May 13, 2019, Author: Admin

Retail Conference at Istana Hotel, Kuala Lumpur on 26 April 2018

Malaysia Shopping Malls Association (PPK) Advisor HC Chan, who shared on Transformation and Surviving Challenges, asserted the number of customers throughput is a given as long as there is human civilisation.

There is a need for marketplace where people converge. So certainly, there is a place for malls. He cited the example of Sunway Shopping Mall, where the word ‘shopping’ has been dropped to be known as Sunway Mall instead as 50% of the shoppers were not here for shopping.

With limited time going to the malls, one can only choose to go to the top three malls out of 20 malls along Orchard Road in Singapore.

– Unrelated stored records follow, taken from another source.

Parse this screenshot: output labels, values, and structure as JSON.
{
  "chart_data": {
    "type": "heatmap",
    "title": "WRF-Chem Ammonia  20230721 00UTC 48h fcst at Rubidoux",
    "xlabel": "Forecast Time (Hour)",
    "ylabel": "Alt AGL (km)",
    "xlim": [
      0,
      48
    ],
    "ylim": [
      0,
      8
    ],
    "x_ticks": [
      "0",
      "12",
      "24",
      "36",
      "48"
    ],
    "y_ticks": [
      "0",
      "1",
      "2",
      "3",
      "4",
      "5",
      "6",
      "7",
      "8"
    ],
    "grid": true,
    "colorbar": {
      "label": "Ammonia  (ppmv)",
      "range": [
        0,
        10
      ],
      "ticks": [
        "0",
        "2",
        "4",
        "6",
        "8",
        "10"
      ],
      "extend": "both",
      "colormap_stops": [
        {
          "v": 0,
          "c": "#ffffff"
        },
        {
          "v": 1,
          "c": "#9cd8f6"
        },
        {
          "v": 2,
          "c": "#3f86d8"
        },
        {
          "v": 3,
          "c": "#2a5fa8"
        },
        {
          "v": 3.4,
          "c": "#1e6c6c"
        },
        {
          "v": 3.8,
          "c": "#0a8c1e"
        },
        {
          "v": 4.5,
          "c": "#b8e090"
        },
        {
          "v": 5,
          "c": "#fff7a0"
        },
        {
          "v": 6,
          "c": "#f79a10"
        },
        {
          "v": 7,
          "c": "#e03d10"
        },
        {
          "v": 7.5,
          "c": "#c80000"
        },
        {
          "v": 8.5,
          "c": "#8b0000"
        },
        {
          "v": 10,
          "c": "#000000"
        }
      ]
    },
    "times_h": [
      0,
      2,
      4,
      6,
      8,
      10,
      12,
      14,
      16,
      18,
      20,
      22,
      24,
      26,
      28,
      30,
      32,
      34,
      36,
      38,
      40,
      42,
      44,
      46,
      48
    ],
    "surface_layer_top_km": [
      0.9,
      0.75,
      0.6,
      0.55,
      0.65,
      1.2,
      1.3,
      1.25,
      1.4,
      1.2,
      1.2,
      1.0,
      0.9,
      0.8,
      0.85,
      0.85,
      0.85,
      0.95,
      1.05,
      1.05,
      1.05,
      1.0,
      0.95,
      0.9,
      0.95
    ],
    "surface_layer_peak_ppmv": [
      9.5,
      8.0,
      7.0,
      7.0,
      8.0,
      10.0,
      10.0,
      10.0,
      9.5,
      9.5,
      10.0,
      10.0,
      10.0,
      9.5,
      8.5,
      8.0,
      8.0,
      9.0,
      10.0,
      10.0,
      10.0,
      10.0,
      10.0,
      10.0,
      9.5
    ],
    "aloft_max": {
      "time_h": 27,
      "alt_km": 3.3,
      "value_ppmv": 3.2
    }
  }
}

In a nutshell, it is better to take the top three positions and maintain market leader position, he said.

Showing the bigger picture, Chan pointed out that headwinds are favourable and will impact retail and mall landscape.

Facing loss of headwinds, the enablers or tailwinds that will be tomorrow’s catalysts are urbanisation, social space demand, growing affluence, and tourism growth.

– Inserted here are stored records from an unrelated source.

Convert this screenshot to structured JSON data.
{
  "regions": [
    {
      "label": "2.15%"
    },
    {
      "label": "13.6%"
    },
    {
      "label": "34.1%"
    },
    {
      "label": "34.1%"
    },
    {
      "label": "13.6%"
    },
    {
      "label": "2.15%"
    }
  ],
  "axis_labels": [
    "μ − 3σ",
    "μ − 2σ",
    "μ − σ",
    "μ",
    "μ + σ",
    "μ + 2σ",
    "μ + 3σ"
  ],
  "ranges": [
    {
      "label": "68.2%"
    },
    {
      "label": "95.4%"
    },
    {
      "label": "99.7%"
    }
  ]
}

On global headwinds, he opined Malaysia will be doing okay if its gross domestic product (GDP) is at 5% and great if it is at 6%.

To him, retail space oversupply could be caused by recurring income from property developers venturing into malls, greater Kuala Lumpur with the high number of malls, over-development and under-served or pockets of imbalance.

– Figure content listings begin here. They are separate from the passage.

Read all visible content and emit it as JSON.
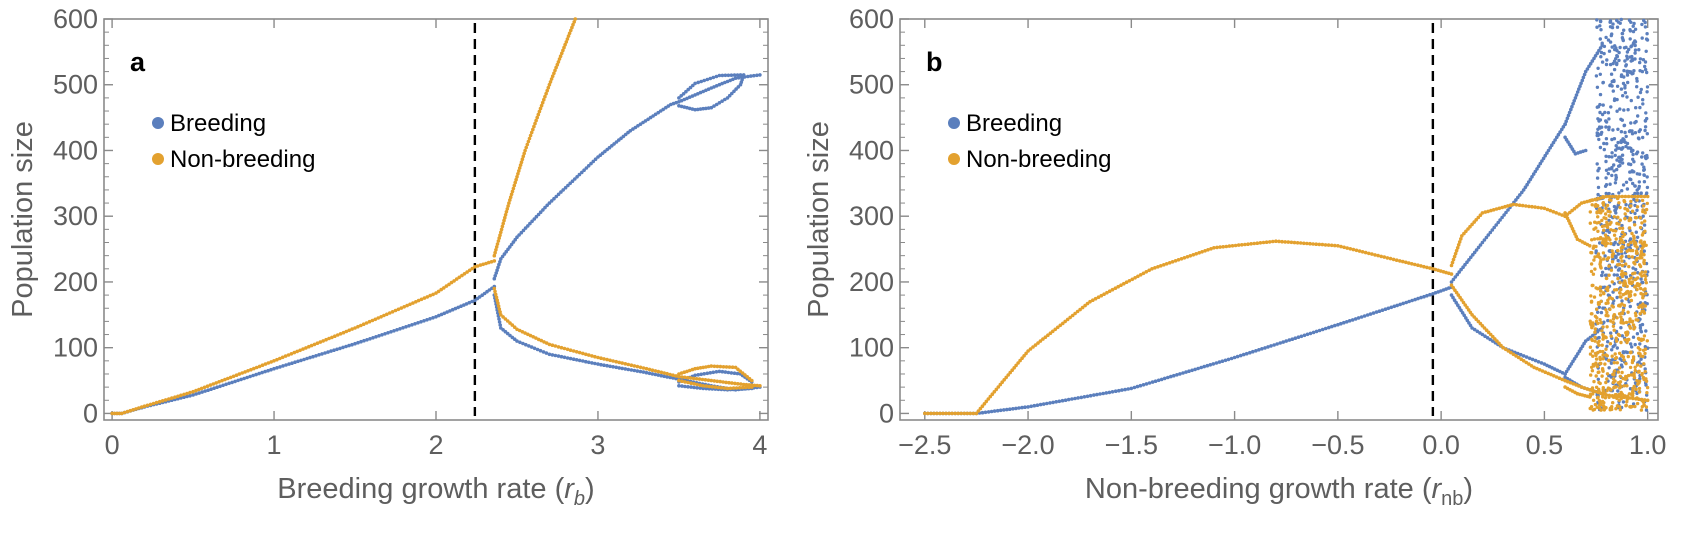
{
  "colors": {
    "breeding": "#5b7fbd",
    "non_breeding": "#e3a12f",
    "frame": "#8a8a8a",
    "tick_text": "#5e5e5e",
    "dashed": "#000000"
  },
  "chart_data": [
    {
      "type": "scatter",
      "panel": "a",
      "xlabel_text": "Breeding growth rate (",
      "xlabel_var": "r",
      "xlabel_sub": "b",
      "xlabel_close": ")",
      "ylabel": "Population size",
      "xlim": [
        -0.05,
        4.05
      ],
      "ylim": [
        -10,
        600
      ],
      "xticks": [
        0,
        1,
        2,
        3,
        4
      ],
      "yticks": [
        0,
        100,
        200,
        300,
        400,
        500,
        600
      ],
      "threshold_x": 2.24,
      "legend": {
        "position": "upper-left",
        "entries": [
          "Breeding",
          "Non-breeding"
        ]
      },
      "series": [
        {
          "name": "Breeding",
          "segments": [
            [
              [
                0,
                0
              ],
              [
                0.06,
                0
              ],
              [
                0.2,
                10
              ],
              [
                0.5,
                28
              ],
              [
                1.0,
                68
              ],
              [
                1.5,
                106
              ],
              [
                2.0,
                147
              ],
              [
                2.24,
                172
              ],
              [
                2.36,
                193
              ]
            ],
            [
              [
                2.36,
                205
              ],
              [
                2.4,
                235
              ],
              [
                2.5,
                268
              ],
              [
                2.7,
                320
              ],
              [
                3.0,
                390
              ],
              [
                3.2,
                430
              ],
              [
                3.45,
                470
              ],
              [
                3.5,
                474
              ],
              [
                3.7,
                495
              ],
              [
                3.85,
                510
              ],
              [
                4.0,
                515
              ]
            ],
            [
              [
                3.5,
                480
              ],
              [
                3.6,
                502
              ],
              [
                3.75,
                514
              ],
              [
                3.88,
                515
              ]
            ],
            [
              [
                3.5,
                468
              ],
              [
                3.6,
                462
              ],
              [
                3.7,
                465
              ],
              [
                3.8,
                480
              ],
              [
                3.88,
                500
              ],
              [
                3.9,
                515
              ]
            ],
            [
              [
                2.36,
                180
              ],
              [
                2.4,
                130
              ],
              [
                2.5,
                110
              ],
              [
                2.7,
                90
              ],
              [
                3.0,
                75
              ],
              [
                3.3,
                62
              ],
              [
                3.5,
                52
              ],
              [
                3.7,
                42
              ],
              [
                3.85,
                36
              ],
              [
                4.0,
                40
              ]
            ],
            [
              [
                3.5,
                48
              ],
              [
                3.6,
                58
              ],
              [
                3.75,
                64
              ],
              [
                3.88,
                60
              ],
              [
                3.95,
                48
              ]
            ],
            [
              [
                3.5,
                42
              ],
              [
                3.65,
                38
              ],
              [
                3.8,
                36
              ],
              [
                3.95,
                38
              ]
            ]
          ]
        },
        {
          "name": "Non-breeding",
          "segments": [
            [
              [
                0,
                0
              ],
              [
                0.06,
                0
              ],
              [
                0.2,
                11
              ],
              [
                0.5,
                33
              ],
              [
                1.0,
                80
              ],
              [
                1.5,
                130
              ],
              [
                2.0,
                183
              ],
              [
                2.24,
                223
              ],
              [
                2.36,
                232
              ]
            ],
            [
              [
                2.36,
                240
              ],
              [
                2.45,
                320
              ],
              [
                2.55,
                400
              ],
              [
                2.7,
                500
              ],
              [
                2.86,
                600
              ]
            ],
            [
              [
                2.36,
                190
              ],
              [
                2.4,
                150
              ],
              [
                2.5,
                128
              ],
              [
                2.7,
                105
              ],
              [
                3.0,
                85
              ],
              [
                3.3,
                68
              ],
              [
                3.5,
                56
              ],
              [
                3.7,
                50
              ],
              [
                3.9,
                44
              ],
              [
                4.0,
                42
              ]
            ],
            [
              [
                3.5,
                60
              ],
              [
                3.6,
                68
              ],
              [
                3.7,
                72
              ],
              [
                3.85,
                70
              ],
              [
                3.95,
                50
              ]
            ],
            [
              [
                3.5,
                50
              ],
              [
                3.65,
                42
              ],
              [
                3.8,
                38
              ],
              [
                3.95,
                40
              ]
            ]
          ]
        }
      ]
    },
    {
      "type": "scatter",
      "panel": "b",
      "xlabel_text": "Non-breeding growth rate (",
      "xlabel_var": "r",
      "xlabel_sub": "nb",
      "xlabel_close": ")",
      "ylabel": "Population size",
      "xlim": [
        -2.62,
        1.05
      ],
      "ylim": [
        -10,
        600
      ],
      "xticks": [
        -2.5,
        -2.0,
        -1.5,
        -1.0,
        -0.5,
        0.0,
        0.5,
        1.0
      ],
      "xtick_labels": [
        "−2.5",
        "−2.0",
        "−1.5",
        "−1.0",
        "−0.5",
        "0.0",
        "0.5",
        "1.0"
      ],
      "yticks": [
        0,
        100,
        200,
        300,
        400,
        500,
        600
      ],
      "threshold_x": -0.04,
      "legend": {
        "position": "upper-left",
        "entries": [
          "Breeding",
          "Non-breeding"
        ]
      },
      "series": [
        {
          "name": "Breeding",
          "segments": [
            [
              [
                -2.5,
                0
              ],
              [
                -2.25,
                0
              ],
              [
                -2.0,
                10
              ],
              [
                -1.5,
                38
              ],
              [
                -1.0,
                85
              ],
              [
                -0.5,
                135
              ],
              [
                -0.04,
                182
              ],
              [
                0.05,
                192
              ]
            ],
            [
              [
                0.05,
                200
              ],
              [
                0.2,
                260
              ],
              [
                0.4,
                340
              ],
              [
                0.6,
                440
              ]
            ],
            [
              [
                0.05,
                180
              ],
              [
                0.15,
                130
              ],
              [
                0.3,
                100
              ],
              [
                0.5,
                75
              ],
              [
                0.6,
                60
              ]
            ],
            [
              [
                0.6,
                440
              ],
              [
                0.7,
                520
              ],
              [
                0.78,
                560
              ]
            ],
            [
              [
                0.6,
                420
              ],
              [
                0.65,
                395
              ],
              [
                0.7,
                400
              ]
            ],
            [
              [
                0.6,
                60
              ],
              [
                0.7,
                110
              ],
              [
                0.78,
                130
              ]
            ],
            [
              [
                0.6,
                55
              ],
              [
                0.68,
                40
              ],
              [
                0.78,
                30
              ]
            ]
          ],
          "chaos": {
            "x_range": [
              0.75,
              1.0
            ],
            "y_range": [
              5,
              600
            ],
            "count": 700,
            "seed": 11
          }
        },
        {
          "name": "Non-breeding",
          "segments": [
            [
              [
                -2.5,
                0
              ],
              [
                -2.25,
                0
              ],
              [
                -2.0,
                95
              ],
              [
                -1.7,
                170
              ],
              [
                -1.4,
                220
              ],
              [
                -1.1,
                252
              ],
              [
                -0.8,
                262
              ],
              [
                -0.5,
                255
              ],
              [
                -0.2,
                232
              ],
              [
                -0.04,
                220
              ],
              [
                0.05,
                212
              ]
            ],
            [
              [
                0.05,
                225
              ],
              [
                0.1,
                270
              ],
              [
                0.2,
                305
              ],
              [
                0.35,
                318
              ],
              [
                0.5,
                312
              ],
              [
                0.6,
                300
              ]
            ],
            [
              [
                0.05,
                195
              ],
              [
                0.15,
                150
              ],
              [
                0.3,
                100
              ],
              [
                0.45,
                70
              ],
              [
                0.6,
                50
              ]
            ],
            [
              [
                0.6,
                300
              ],
              [
                0.68,
                320
              ],
              [
                0.8,
                330
              ],
              [
                1.0,
                330
              ]
            ],
            [
              [
                0.6,
                305
              ],
              [
                0.66,
                265
              ],
              [
                0.72,
                255
              ]
            ],
            [
              [
                0.6,
                50
              ],
              [
                0.68,
                40
              ],
              [
                0.8,
                28
              ],
              [
                1.0,
                20
              ]
            ],
            [
              [
                0.6,
                40
              ],
              [
                0.66,
                30
              ],
              [
                0.72,
                25
              ]
            ]
          ],
          "chaos": {
            "x_range": [
              0.72,
              1.0
            ],
            "y_range": [
              5,
              330
            ],
            "count": 650,
            "seed": 29
          }
        }
      ]
    }
  ]
}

Technology disruption can result from the increasing use of Grab, translating into drop in income from parking space, a 20-25% increase in traffic and underutilised parking space

Tailwinds or enablers like urbanisation, growing influence and social space demand bring more people to stay in the city.

With limited land, buildings cannot go flat but go high instead and with small living space. Undeniably, invites to homes are uncommon these days, with most people ending up with going to the malls instead.

Chan quoted CEO Jesper Brodin that IKEA caters for people who live in “small spaces, have thin wallets and little time”.

On tourism growth, a top gross domestic product contributor in Malaysia, he said 35 sen go to the mall for every Ringgit spent and Malaysian malls are consumption driven.

Staying ahead, transformation includes firstly trade mix resetting to counteract negative cash flow on space per sq ft. Anchors like big departmental stores are reshaping in the consolidating of store space.

With mini anchors, trends show they are both increasing and shifting. Growth is in F&Bs, leisure, entertainment and specialty stores.

The trade mix for socialisation continues to be resilient. Western brands are on a plateau while Asian brands are on a rise.

Services like health, wellness and recreation are growing. Niche trade is virtual reality parks, Pop up stores and warehousing. A growing trend is co-sharing workspace.

Transformation through integrated development sees a case study in Sunway. Of the 12 core businesses, six can be blended in easily into integrated development. Some can be used smartly like the use of car parks in retail and office interchange. It is good for branding and reap benefits in the synergy.

On curating experience, functional shopping has evolved to experiential shopping. The advantage over online is whilst online utilises two senses, experiential shopping tries to utilise all five senses.

Chan summarised that listening to retailers and building relationships are the way forward.